Rates of obstetric anal sphincter injuries among immigrant women
Marie-Louise Marschalek
Klinik Floridsdorf, Vienna, Austria
Linked article: This is a mini commentary on Sorbye et al.
The Norwegian-wide cohort study by Sorbye et al addresses the question
of whether the maternal region of origin and birthplace have an
influence on the risk of obstetric anal sphincter injury (BJOG 2021).
Obstetric anal sphincter injuries (OASI), as a complication of vaginal
delivery, are associated with potential long-term complications such as
anal and fecal incontinence, perineal pain, sexual dysfunction and
increased rates of caesarean section in subsequent deliveries.
Established risk factors for OASI are high birthweight, operative
vaginal delivery and prolonged second stage of labor.
When it comes to ethnicity as a risk factor, retrospective studies
suggest Asian women are at increased risk for OASI (Brown J et al. Aust
N Z J Obstet Gynaecol. 2018;58(1):79-85.). However, it has remained
unclear whether the biological or the migration factor is the cause.

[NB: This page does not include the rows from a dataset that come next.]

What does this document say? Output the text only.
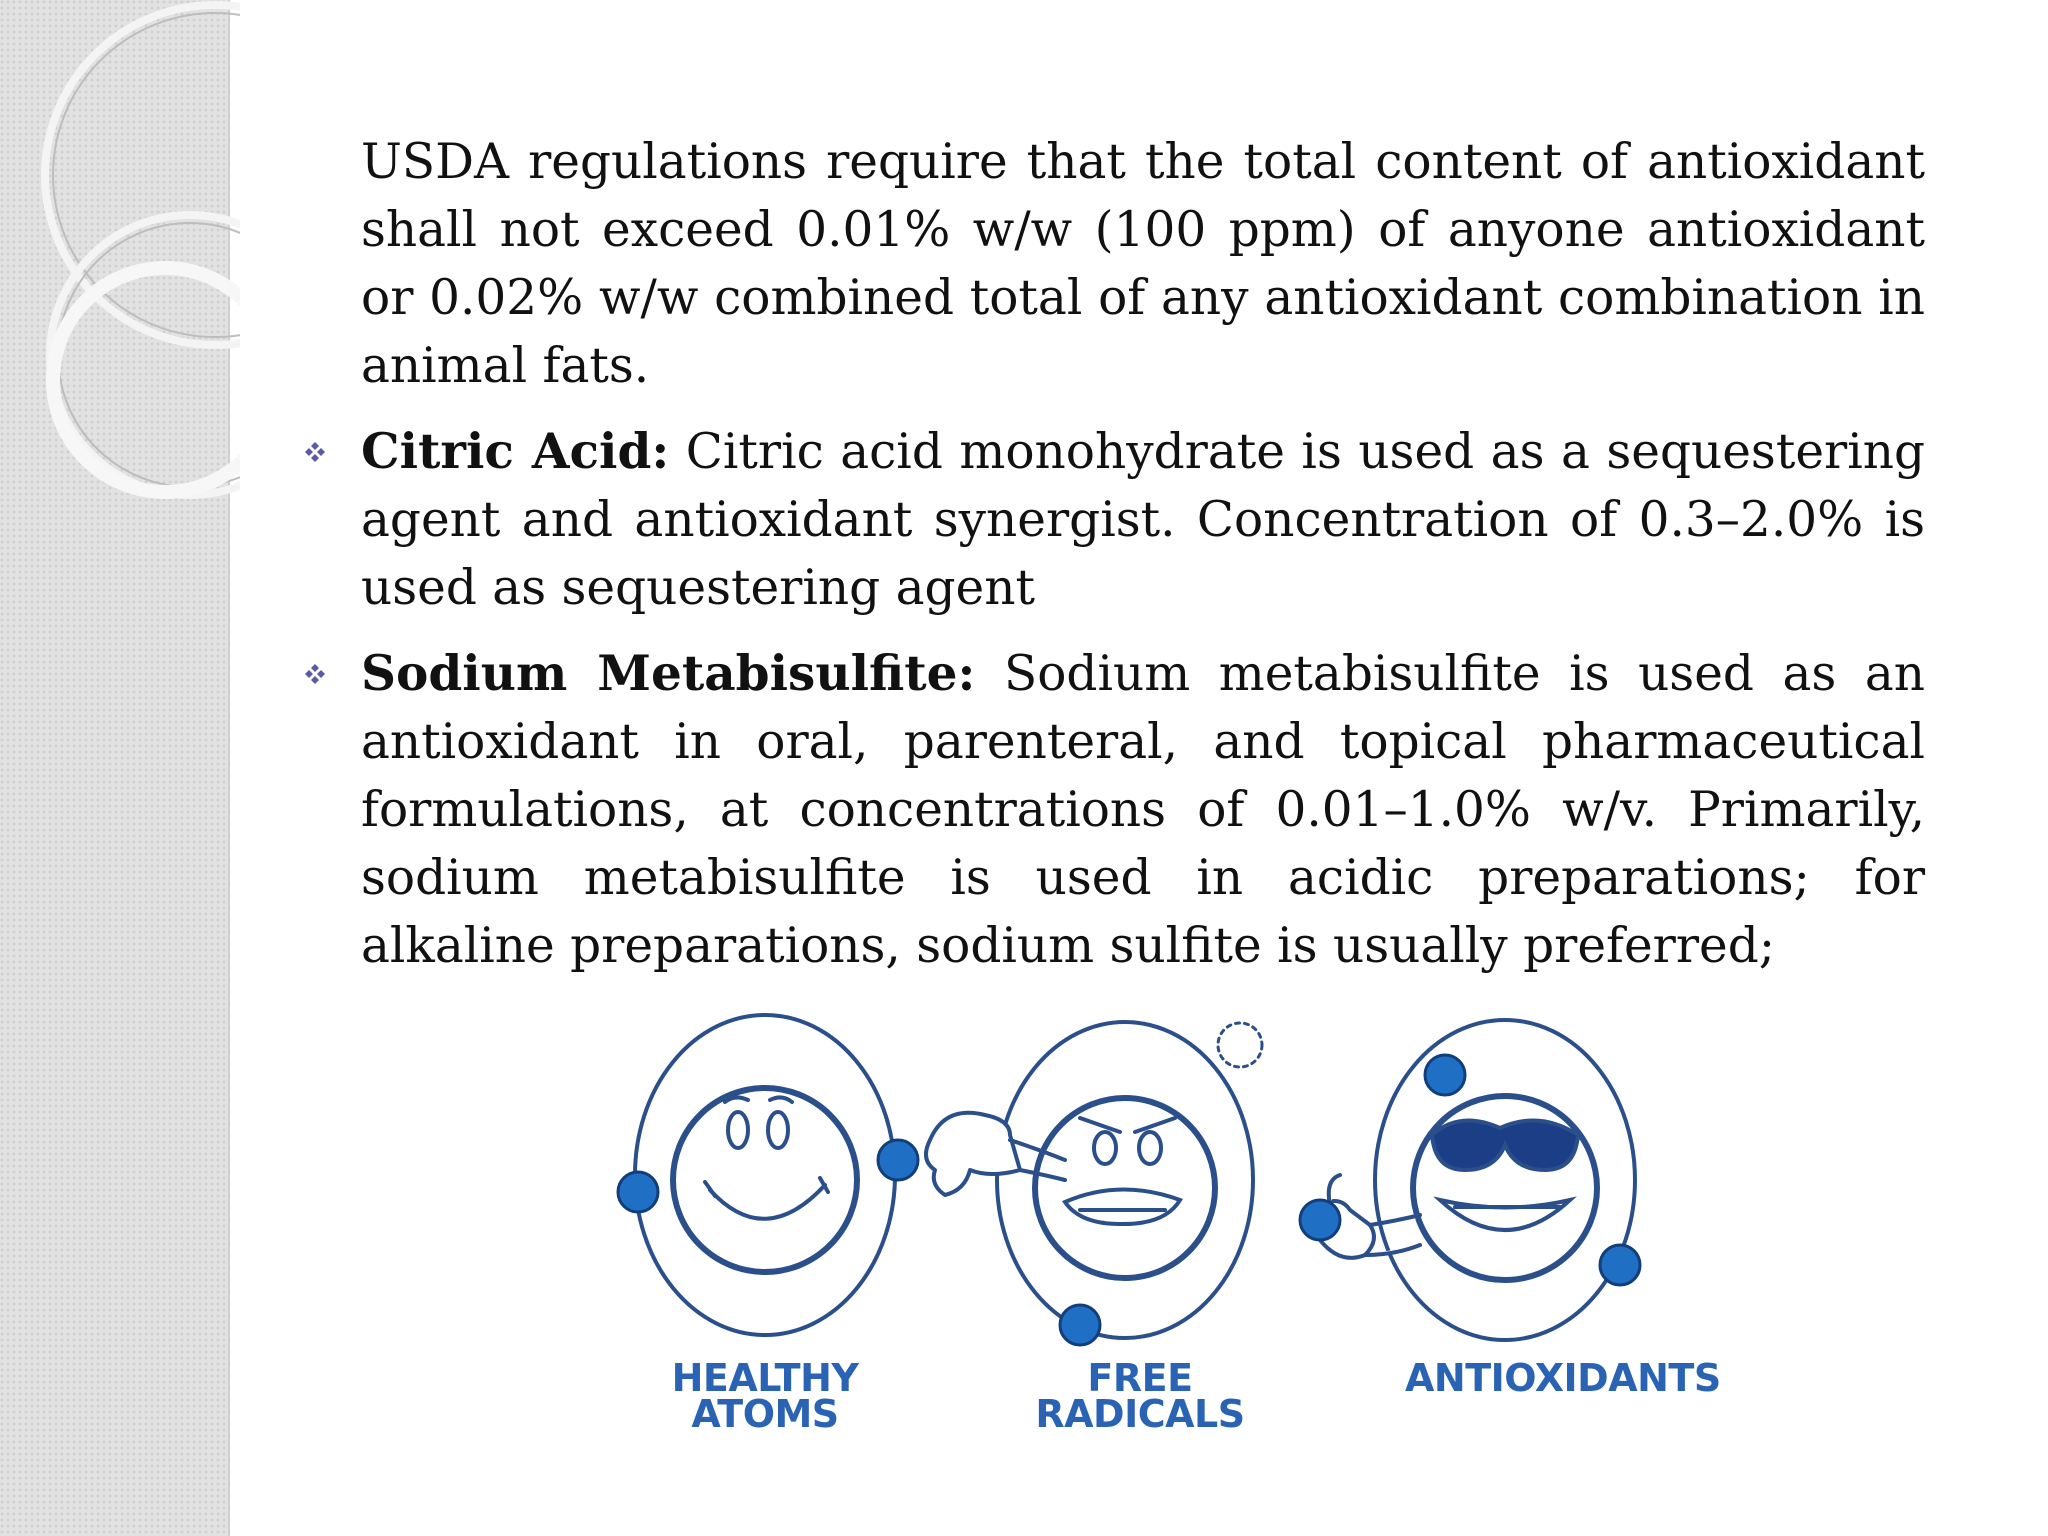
USDA regulations require that the total content of antioxidant shall not exceed 0.01% w/w (100 ppm) of anyone antioxidant or 0.02% w/w combined total of any antioxidant combination in animal fats.

Citric Acid: Citric acid monohydrate is used as a sequestering agent and antioxidant synergist. Concentration of 0.3–2.0% is used as sequestering agent

Sodium Metabisulfite: Sodium metabisulfite is used as an antioxidant in oral, parenteral, and topical pharmaceutical formulations, at concentrations of 0.01–1.0% w/v. Primarily, sodium metabisulfite is used in acidic preparations; for alkaline preparations, sodium sulfite is usually preferred;

HEALTHY
ATOMS
FREE
RADICALS
ANTIOXIDANTS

Maternal origin, immigrant status and duration of residence have been
the subject of many studies, in order to identify risks of various
adverse obstetric outcomes, with known increased risk of both giving
birth to small for gestational age fetuses, and preterm delivery (Urquia
et al. BJOG 2010 Apr;117(5):591-601.)
The present study analyzed a 9-year comprehensive data set from birth
registries, and concluded that, compared to Norwegian women, women from
South Asia were most likely to experience OASI, with an aOR of 2.24,
followed by women from Southeast/East Asian/Pacific and Sub-Saharan
Africa. Furthermore, the authors found newly arrived migrant women to be
at highest risk for OASI.
Migrant women are exposed to a new physical and social environment, with
limited language competence a significant factor in preventing social
integration, resulting in limited health literacy and sub-optimal care
after migration.
Language skills are particularly significant in OASI cases, being
important for collaboration between the woman and birth attendant during
delivery. Interestingly, a difference was found regarding whether the
partner was Norwegian-born or foreign-born, indicating that good
communication at giving birth was important. The inference is that an
understanding of the birth process and an explanation of the
difficulties that might arise is an advantage. Undoubtedly educating
women during pregnancy itself about OASI risks is of value.
Sorbye et al do not address the topic of perineal laceration protection
techniques, experience of birth attendants or birth position. As studies
have identified certain positions, such as the lithotomy position, to be
a risk factor for OASI, whilst others, such as the lateral position, are
considered to be protective, this information would have been
interesting.
In other nationwide studies the incidence of OASI is shown to have
increased, explained by improved awareness, diagnostic recognition and
documentation (Andrews V et al. BJOG. 2006;113:195‐200.). However, in
this and another recent study, the incidence has decreased in Norway and
Sweden, possibly due to implemented perineal protection programs for
midwives/physicians (Gyhagen et al. Acta Obstet Gynecol Scand. 2021 Aug
25).
Sorbye and colleagues highlight the influence of environmental factors
on OASI, which in theory could be preventable, and confirm that there
are migration specific factors. Hence, the vulnerable group of migrant
women need special attention and care in order to reduce morbidity.